Marek had wanted to talk about his father the day before, and now he did. My father was from another side of Bolechow, he explained, from the poor side. He went only to the fourth class—fourth grade. He had to go to work early in his life.

Before I’d left for Sweden, I’d checked once again in the 1891 Galicia Business Directory online at www.jewishgen.org. E
FRAIM
F
REILICH
, the database read:
HADERN
-
UND KNOCHESHANDLER
.
Rag-and-bones man. Yes: the other side of Bolechow.

With a soft look on his broad face, Marek went on talking about his father,
who had died long before I ever dreamed of finding out what happened to Uncle Shmiel. Marek said, He was…he was very
special
. Very, very special. He helped a lot of Jewish people after the war. Every Jew knows him here! He gave money to a lot of people. It was amazing: when he died—and he was here in Sweden only a very short time, because I brought him here to the hospital from Poland—when he died it was one hundred people here.

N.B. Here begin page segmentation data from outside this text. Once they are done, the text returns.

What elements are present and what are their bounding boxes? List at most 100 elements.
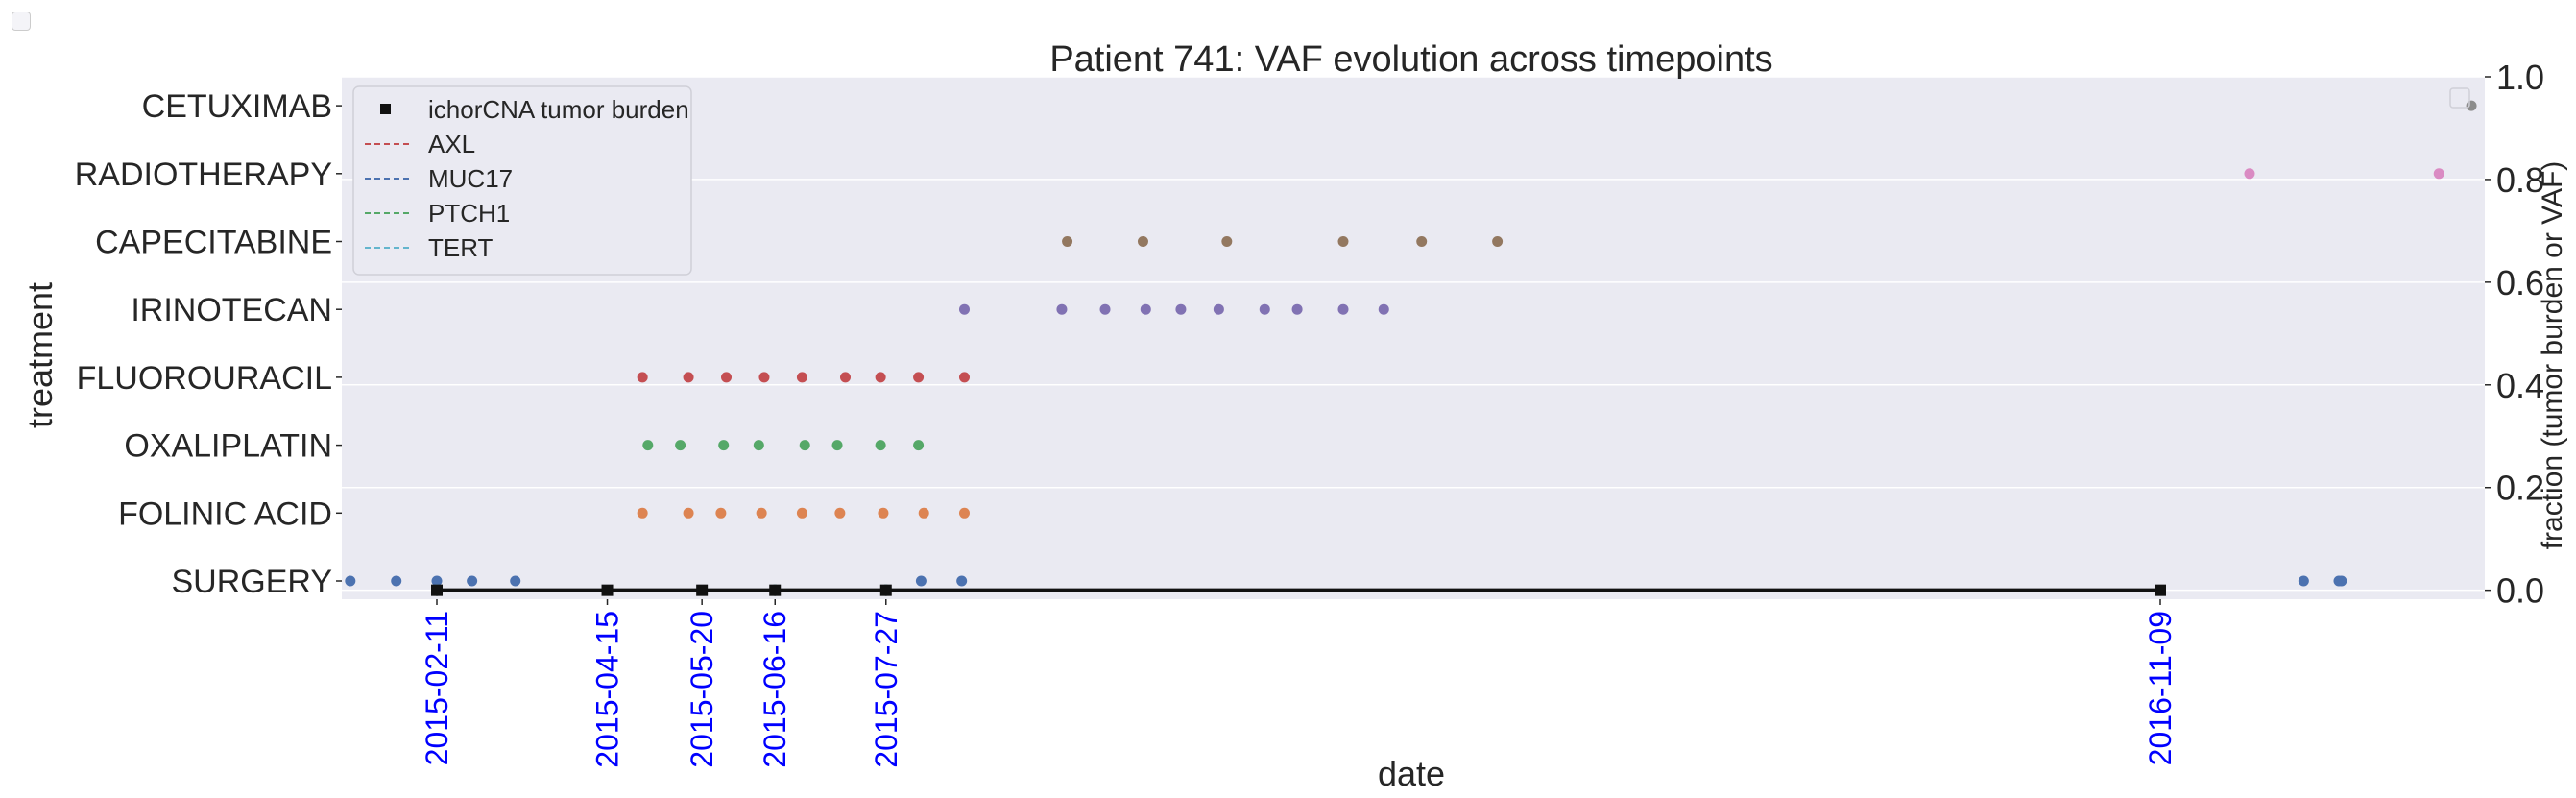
treatment-point bbox=[1099, 303, 1111, 315]
treatment-point bbox=[796, 507, 807, 519]
treatment-point bbox=[915, 575, 927, 587]
legend-box bbox=[352, 85, 692, 276]
legend: ichorCNA tumor burden AXL MUC17 PTCH1 TERT bbox=[352, 85, 692, 276]
treatment-point bbox=[431, 575, 443, 587]
treatment-point bbox=[675, 440, 686, 451]
treatment-point bbox=[683, 372, 694, 383]
treatment-point bbox=[958, 372, 970, 383]
treatment-point bbox=[642, 440, 654, 451]
y-tick-label: CAPECITABINE bbox=[95, 225, 332, 261]
treatment-point bbox=[2336, 575, 2347, 587]
treatment-point bbox=[467, 575, 478, 587]
y-right-tick-label: 0.6 bbox=[2496, 263, 2544, 302]
legend-marker bbox=[380, 104, 391, 114]
legend-label: TERT bbox=[428, 233, 494, 262]
y-right-tick-label: 1.0 bbox=[2496, 58, 2544, 97]
treatment-point bbox=[683, 507, 694, 519]
tumor-burden-point bbox=[879, 584, 892, 596]
y-tick-label: SURGERY bbox=[171, 564, 332, 600]
legend-label: ichorCNA tumor burden bbox=[428, 95, 689, 124]
x-tick-label: 2015-02-11 bbox=[420, 611, 454, 765]
treatment-point bbox=[1056, 303, 1068, 315]
treatment-point bbox=[758, 372, 770, 383]
tumor-burden-point bbox=[769, 584, 782, 596]
x-tick-label: 2015-07-27 bbox=[869, 611, 903, 768]
y-right-tick-label: 0.4 bbox=[2496, 366, 2544, 405]
y-right-tick-label: 0.8 bbox=[2496, 160, 2544, 200]
chart-title: Patient 741: VAF evolution across timepo… bbox=[1049, 39, 1772, 80]
treatment-point bbox=[721, 372, 733, 383]
treatment-point bbox=[391, 575, 402, 587]
y-axis-label-right: fraction (tumor burden or VAF) bbox=[2537, 161, 2568, 550]
treatment-point bbox=[1137, 236, 1148, 247]
treatment-point bbox=[796, 372, 807, 383]
treatment-point bbox=[1378, 303, 1389, 315]
x-tick-label: 2015-05-20 bbox=[685, 611, 719, 768]
treatment-point bbox=[913, 440, 925, 451]
treatment-point bbox=[831, 440, 843, 451]
legend-label: PTCH1 bbox=[428, 199, 510, 228]
treatment-point bbox=[1221, 236, 1233, 247]
treatment-point bbox=[753, 440, 764, 451]
treatment-point bbox=[1062, 236, 1073, 247]
corner-checkbox bbox=[12, 12, 31, 31]
y-tick-label: FOLINIC ACID bbox=[118, 496, 332, 532]
series-layer bbox=[431, 584, 2166, 596]
treatment-point bbox=[1213, 303, 1224, 315]
tumor-burden-point bbox=[2155, 584, 2166, 596]
treatment-point bbox=[840, 372, 852, 383]
right-axis: 0.0 0.2 0.4 0.6 0.8 1.0 bbox=[2485, 58, 2544, 611]
treatment-point bbox=[958, 507, 970, 519]
x-tick-label: 2015-04-15 bbox=[590, 611, 625, 768]
legend-label: MUC17 bbox=[428, 164, 513, 193]
x-tick-label: 2015-06-16 bbox=[758, 611, 792, 768]
treatment-point bbox=[799, 440, 810, 451]
tumor-burden-point bbox=[601, 584, 614, 596]
treatment-point bbox=[1140, 303, 1151, 315]
y-right-tick-label: 0.2 bbox=[2496, 469, 2544, 508]
treatment-point bbox=[2298, 575, 2309, 587]
treatment-point bbox=[1175, 303, 1187, 315]
treatment-point bbox=[510, 575, 521, 587]
y-tick-label: FLUOROURACIL bbox=[77, 360, 332, 397]
treatment-point bbox=[1337, 303, 1349, 315]
treatment-point bbox=[637, 507, 648, 519]
treatment-point bbox=[2244, 168, 2255, 180]
y-tick-label: IRINOTECAN bbox=[131, 292, 332, 328]
treatment-point bbox=[718, 440, 730, 451]
treatment-point bbox=[918, 507, 929, 519]
treatment-point bbox=[913, 372, 925, 383]
treatment-point bbox=[2466, 100, 2477, 111]
treatment-point bbox=[637, 372, 648, 383]
plot-area bbox=[342, 77, 2485, 599]
treatment-point bbox=[345, 575, 356, 587]
secondary-legend bbox=[2449, 87, 2470, 109]
tumor-burden-point bbox=[696, 584, 709, 596]
x-axis-label: date bbox=[1378, 754, 1445, 793]
treatment-point bbox=[878, 507, 889, 519]
treatment-point bbox=[956, 575, 968, 587]
tumor-burden-point bbox=[431, 584, 443, 596]
y-right-tick-label: 0.0 bbox=[2496, 571, 2544, 611]
x-tick-label: 2016-11-09 bbox=[2143, 611, 2178, 765]
left-axis: SURGERY FOLINIC ACID OXALIPLATIN FLUOROURAC… bbox=[75, 88, 342, 600]
y-tick-label: OXALIPLATIN bbox=[124, 428, 332, 465]
y-axis-label-left: treatment bbox=[20, 282, 60, 428]
treatment-point bbox=[1492, 236, 1504, 247]
treatment-point bbox=[958, 303, 970, 315]
treatment-point bbox=[2433, 168, 2444, 180]
treatment-point bbox=[1337, 236, 1349, 247]
legend-label: AXL bbox=[428, 130, 475, 158]
bottom-axis: 2015-02-11 2015-04-15 2015-05-20 2015-06-16… bbox=[420, 599, 2178, 768]
treatment-point bbox=[1291, 303, 1303, 315]
treatment-events bbox=[345, 100, 2477, 587]
treatment-point bbox=[1259, 303, 1270, 315]
treatment-point bbox=[875, 440, 886, 451]
treatment-point bbox=[875, 372, 886, 383]
y-tick-label: RADIOTHERAPY bbox=[75, 157, 332, 193]
treatment-point bbox=[1416, 236, 1428, 247]
treatment-point bbox=[834, 507, 846, 519]
treatment-point bbox=[715, 507, 727, 519]
treatment-point bbox=[756, 507, 767, 519]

I realized he meant, at the funeral.

He said, It was amazing.

From the counter of the café came the sound of milk being foamed. Klara and Ewa were talking softly, and Ewa turned to me and Matt to explain that they were discussing a news report about some recent anti-Israeli feeling in Sweden. She said that a bookstore that sold openly anti-Semitic pamphlets and newspapers and books had opened near a church where, during the war, refugee Jews had been given shelter.

Klara shook her head and said,
Skandal!

The mention of newspapers reminded me of a question about everyday life that I’d meant to ask Klara. Were the papers in Bolechow mostly in Polish?

Mostly, she said. Her parents spoke Yiddish and Polish at home. Also a little Ukrainian.

Ukrainian
reminded me of another question: When Jewish people had household help, were the maids usually Ukrainian?
The maid betrayed them,
I’d heard someone saying a lifetime ago, before I knew anything at all.

Yes, Klara said, Ukrainians.

I thought suddenly of my grandfather teasing my mother’s stout cleaning lady, Mrs. Wilk, with his dirty jokes in Polish, and this led me to a further thought. Was there some kind of castle near Bolechow, I asked, that had once belonged to a Polish count?

No, she said, she couldn’t remember any such place.

I heard my grandfather’s voice saying,
They were hiding in a kessle
.

Then: Did she ever hear about Graf Potocki?